Just over two weeks ago The Washington Post revealed that "the Trump administration has discussed whether to conduct the first US nuclear test explosion since 1992."
It was said to have been under serious discussion during a May 15 “deputies meeting” of senior national security officials at the White House - and though doesn't appear to currently be something seriously pursued - the possibility remains “very much an ongoing conversation,” according to a senior admin official.
While all eyes were initially on Russia's reaction, the Chinese Foreign Ministry has belatedly issued a response, warning Washington in a press briefing on Monday that it must abide by its international obligations and abandon any possible plans to carry out nuclear tests.
"We insist that the United States should strictly abide by its obligations to end nuclear testing… and we hope that it will listen to the international community," ministry spokesperson Hua Chunying said. "The US should abandon plans that could undermine global stability and strategic order," she added.

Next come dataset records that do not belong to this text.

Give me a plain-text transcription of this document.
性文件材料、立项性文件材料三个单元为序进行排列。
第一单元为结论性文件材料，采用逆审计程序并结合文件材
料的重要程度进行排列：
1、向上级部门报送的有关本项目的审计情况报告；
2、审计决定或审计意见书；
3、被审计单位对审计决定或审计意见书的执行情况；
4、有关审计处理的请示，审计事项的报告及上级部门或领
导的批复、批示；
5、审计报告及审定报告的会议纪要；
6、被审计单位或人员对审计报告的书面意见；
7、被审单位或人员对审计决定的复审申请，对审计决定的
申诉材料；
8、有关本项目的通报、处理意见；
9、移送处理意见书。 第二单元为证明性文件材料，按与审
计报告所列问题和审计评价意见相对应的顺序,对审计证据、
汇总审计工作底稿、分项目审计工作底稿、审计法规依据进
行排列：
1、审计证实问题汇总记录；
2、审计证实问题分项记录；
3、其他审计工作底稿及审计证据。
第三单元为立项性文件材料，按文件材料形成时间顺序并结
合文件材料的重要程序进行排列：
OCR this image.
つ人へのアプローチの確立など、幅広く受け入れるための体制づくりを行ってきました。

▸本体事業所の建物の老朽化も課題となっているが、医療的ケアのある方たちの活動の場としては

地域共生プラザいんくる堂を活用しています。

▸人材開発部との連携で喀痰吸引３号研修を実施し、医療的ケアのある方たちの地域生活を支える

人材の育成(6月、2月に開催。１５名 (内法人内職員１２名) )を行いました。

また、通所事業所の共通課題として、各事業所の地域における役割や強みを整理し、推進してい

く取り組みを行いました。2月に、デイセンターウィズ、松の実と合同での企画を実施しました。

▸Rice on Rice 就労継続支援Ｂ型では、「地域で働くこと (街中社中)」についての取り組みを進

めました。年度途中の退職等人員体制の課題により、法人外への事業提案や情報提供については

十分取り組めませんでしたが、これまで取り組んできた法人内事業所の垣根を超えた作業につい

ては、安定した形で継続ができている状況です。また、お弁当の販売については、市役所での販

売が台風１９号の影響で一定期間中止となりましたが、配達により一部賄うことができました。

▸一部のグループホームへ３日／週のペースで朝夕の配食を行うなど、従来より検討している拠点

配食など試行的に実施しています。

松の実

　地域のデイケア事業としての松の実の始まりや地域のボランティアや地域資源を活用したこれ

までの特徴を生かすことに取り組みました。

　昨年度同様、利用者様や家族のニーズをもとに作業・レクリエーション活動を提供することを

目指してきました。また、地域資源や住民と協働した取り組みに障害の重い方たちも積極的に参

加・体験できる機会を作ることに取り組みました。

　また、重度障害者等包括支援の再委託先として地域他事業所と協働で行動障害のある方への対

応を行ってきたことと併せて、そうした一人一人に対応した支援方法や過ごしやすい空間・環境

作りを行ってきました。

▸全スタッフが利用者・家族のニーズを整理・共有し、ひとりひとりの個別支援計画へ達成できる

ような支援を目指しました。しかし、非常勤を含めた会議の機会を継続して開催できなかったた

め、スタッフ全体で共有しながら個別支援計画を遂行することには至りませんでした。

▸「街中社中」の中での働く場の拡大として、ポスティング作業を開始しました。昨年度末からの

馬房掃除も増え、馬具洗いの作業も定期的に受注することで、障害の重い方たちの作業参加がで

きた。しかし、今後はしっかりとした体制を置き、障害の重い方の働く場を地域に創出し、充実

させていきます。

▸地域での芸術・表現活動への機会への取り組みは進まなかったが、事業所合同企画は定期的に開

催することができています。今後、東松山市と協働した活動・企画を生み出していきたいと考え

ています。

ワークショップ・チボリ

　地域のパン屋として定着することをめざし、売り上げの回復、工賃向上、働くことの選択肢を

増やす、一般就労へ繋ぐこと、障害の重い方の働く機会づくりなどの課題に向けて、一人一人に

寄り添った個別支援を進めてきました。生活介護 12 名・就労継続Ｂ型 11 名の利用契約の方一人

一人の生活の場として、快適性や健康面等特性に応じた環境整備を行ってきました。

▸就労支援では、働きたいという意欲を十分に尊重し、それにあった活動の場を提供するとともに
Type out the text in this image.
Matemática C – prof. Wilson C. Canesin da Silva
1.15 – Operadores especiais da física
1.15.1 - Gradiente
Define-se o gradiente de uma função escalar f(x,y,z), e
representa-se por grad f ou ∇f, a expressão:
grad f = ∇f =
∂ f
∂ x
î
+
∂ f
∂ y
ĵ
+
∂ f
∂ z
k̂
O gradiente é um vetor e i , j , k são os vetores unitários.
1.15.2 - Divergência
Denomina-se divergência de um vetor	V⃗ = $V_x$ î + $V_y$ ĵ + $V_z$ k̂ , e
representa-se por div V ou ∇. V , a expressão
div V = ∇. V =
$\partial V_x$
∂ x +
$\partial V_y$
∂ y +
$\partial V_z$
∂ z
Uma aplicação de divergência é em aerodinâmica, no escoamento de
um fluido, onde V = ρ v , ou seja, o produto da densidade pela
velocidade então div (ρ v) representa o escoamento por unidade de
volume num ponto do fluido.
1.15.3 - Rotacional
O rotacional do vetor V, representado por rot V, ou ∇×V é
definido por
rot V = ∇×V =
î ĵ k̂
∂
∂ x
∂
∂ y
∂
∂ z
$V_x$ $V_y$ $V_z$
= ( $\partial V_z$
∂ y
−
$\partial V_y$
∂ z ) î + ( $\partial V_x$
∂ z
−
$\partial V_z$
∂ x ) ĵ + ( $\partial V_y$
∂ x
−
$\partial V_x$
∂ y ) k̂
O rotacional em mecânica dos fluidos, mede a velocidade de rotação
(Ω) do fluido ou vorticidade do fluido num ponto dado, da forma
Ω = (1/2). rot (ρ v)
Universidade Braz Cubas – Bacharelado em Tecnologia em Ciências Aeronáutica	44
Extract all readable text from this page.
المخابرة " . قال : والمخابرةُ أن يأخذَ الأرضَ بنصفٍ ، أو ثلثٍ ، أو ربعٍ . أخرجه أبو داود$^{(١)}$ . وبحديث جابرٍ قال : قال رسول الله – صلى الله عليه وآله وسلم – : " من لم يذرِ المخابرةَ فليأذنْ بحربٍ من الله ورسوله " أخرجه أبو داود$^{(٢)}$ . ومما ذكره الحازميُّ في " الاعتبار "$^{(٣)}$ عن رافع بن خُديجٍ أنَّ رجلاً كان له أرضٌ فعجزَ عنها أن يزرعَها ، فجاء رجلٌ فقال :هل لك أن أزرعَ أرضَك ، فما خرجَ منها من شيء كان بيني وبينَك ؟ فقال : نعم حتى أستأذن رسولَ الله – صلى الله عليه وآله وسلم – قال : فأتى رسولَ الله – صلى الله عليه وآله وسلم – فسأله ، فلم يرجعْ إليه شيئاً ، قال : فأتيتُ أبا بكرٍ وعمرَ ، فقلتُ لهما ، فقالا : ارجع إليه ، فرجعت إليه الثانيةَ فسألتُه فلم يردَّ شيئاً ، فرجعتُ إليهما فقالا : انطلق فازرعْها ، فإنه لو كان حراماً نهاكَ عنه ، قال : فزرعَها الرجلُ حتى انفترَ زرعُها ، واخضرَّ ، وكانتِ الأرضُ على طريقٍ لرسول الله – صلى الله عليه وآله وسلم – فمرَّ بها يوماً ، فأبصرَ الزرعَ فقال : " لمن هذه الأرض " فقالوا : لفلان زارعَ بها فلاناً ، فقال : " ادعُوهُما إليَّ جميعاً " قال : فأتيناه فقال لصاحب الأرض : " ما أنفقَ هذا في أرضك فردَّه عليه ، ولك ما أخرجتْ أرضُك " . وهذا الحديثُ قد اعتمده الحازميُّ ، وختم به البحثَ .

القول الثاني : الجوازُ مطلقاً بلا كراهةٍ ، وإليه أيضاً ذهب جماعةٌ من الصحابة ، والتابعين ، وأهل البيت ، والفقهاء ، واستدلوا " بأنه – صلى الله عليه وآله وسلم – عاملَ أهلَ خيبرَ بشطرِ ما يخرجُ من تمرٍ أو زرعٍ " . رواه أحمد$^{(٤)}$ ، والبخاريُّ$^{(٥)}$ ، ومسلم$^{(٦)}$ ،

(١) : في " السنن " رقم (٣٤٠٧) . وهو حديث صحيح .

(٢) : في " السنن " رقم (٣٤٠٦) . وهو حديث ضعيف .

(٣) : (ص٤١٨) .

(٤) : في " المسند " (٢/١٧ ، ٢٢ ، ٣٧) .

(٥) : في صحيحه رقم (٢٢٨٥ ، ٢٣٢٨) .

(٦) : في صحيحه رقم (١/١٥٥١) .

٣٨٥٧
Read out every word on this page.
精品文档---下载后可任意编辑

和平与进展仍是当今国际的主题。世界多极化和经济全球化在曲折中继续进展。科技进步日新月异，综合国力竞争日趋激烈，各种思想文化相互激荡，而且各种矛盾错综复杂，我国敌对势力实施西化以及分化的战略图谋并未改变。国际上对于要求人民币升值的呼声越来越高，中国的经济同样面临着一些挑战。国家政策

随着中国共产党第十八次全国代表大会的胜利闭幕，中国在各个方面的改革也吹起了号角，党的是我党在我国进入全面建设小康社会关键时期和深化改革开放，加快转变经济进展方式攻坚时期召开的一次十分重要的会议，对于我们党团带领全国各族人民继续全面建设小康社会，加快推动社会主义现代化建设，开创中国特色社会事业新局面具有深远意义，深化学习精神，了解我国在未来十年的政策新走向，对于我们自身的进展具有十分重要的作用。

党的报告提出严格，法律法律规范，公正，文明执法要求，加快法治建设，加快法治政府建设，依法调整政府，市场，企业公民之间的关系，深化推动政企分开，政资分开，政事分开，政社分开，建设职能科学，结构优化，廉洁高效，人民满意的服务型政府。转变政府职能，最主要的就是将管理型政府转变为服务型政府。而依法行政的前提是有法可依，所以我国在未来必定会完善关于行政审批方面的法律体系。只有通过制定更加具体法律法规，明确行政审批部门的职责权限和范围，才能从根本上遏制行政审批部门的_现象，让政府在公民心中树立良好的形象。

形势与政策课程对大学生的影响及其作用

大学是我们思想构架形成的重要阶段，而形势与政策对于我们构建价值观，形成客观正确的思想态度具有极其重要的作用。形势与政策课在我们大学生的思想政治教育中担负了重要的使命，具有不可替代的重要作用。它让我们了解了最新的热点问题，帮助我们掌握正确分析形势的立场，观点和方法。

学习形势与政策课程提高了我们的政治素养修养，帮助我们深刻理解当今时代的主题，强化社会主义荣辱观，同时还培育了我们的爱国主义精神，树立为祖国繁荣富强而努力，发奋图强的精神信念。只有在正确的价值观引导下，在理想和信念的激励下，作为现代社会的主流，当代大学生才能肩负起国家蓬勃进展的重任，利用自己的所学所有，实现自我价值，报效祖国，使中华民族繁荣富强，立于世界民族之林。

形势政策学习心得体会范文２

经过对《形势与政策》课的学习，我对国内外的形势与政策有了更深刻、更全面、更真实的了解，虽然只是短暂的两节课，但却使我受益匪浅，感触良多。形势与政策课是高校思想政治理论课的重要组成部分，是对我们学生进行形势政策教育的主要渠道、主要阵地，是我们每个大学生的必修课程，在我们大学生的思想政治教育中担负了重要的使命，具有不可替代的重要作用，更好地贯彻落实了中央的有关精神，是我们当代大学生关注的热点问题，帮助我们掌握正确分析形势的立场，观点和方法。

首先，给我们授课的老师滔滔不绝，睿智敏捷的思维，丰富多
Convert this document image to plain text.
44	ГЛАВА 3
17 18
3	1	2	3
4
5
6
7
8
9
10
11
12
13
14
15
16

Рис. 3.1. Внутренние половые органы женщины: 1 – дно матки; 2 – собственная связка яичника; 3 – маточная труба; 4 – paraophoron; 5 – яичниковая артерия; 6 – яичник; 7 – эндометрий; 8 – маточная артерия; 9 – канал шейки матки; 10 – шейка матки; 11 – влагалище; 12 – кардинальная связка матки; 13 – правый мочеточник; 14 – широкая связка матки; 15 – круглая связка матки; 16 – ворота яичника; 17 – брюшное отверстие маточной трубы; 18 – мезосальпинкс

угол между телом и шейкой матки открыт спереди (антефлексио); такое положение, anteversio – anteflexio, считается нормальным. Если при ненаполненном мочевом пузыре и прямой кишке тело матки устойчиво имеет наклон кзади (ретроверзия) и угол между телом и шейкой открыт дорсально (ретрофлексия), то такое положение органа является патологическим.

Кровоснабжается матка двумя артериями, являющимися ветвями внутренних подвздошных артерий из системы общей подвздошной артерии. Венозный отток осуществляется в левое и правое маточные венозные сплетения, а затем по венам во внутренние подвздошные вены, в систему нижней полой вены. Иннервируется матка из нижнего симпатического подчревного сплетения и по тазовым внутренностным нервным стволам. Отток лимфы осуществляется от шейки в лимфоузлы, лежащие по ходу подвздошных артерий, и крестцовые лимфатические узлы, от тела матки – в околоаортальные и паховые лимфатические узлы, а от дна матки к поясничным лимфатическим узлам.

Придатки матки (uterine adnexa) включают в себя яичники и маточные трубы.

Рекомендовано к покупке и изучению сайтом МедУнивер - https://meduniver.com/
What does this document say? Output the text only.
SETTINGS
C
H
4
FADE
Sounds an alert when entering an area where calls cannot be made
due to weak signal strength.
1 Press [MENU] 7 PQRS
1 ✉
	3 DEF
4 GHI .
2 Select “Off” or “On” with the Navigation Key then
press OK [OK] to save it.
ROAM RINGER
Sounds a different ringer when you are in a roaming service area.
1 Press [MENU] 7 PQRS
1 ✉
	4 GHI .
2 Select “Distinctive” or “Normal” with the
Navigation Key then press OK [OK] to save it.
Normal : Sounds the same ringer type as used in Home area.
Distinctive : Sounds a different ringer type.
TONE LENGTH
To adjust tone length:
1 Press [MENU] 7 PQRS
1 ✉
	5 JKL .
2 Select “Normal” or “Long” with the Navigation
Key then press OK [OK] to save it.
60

Emphasizing Beijing has repeatedly urged the US to honor its commitments, the top diplomat continued: "The US needs to contribute to international cooperation to ensure disarmament and the non-proliferation of weapons of mass destruction."
However, the administration is sure to shrug off these words and hit back, given it's lately repeatedly accused China and Russia of 'illegally' conducting low-yield nuclear tests, which both countries have denied. In Beijing's case it's believed China's military is able to conceal such provocative tests at an elaborate underground testing facility.
There hasn't been an American nuclear test (that's officially known about at least) since 1992, upon the end of the Cold War and collapse of the USSR in the year prior. But there are signs we could all soon witness a new provocative test given landmark weapons treaties with Moscow are fast being shed, also as Trump might entertain using nuke tests as powerful "leverage" for desired negotiations "for a better deal" - as he's said in the past.
Trump envisions a three-way nuclear pact. China has other ideas https://t.co/ajRkKKIAWG— The Japan Times (@japantimes) June 2, 2020
All of this leaves the potential for a new global arms race centered on nukes, given at this point Beijing, Moscow, and Washington are already trading warnings to step back from the brink of nuclear testing.
Meanwhile Beijing has shown itself resistant to Trump's floating the idea of a new nuclear weapons pact involving China. He dumped the INF in part because it failed to take into a account developing Chinese missile technology and capabilities, according to admin officials.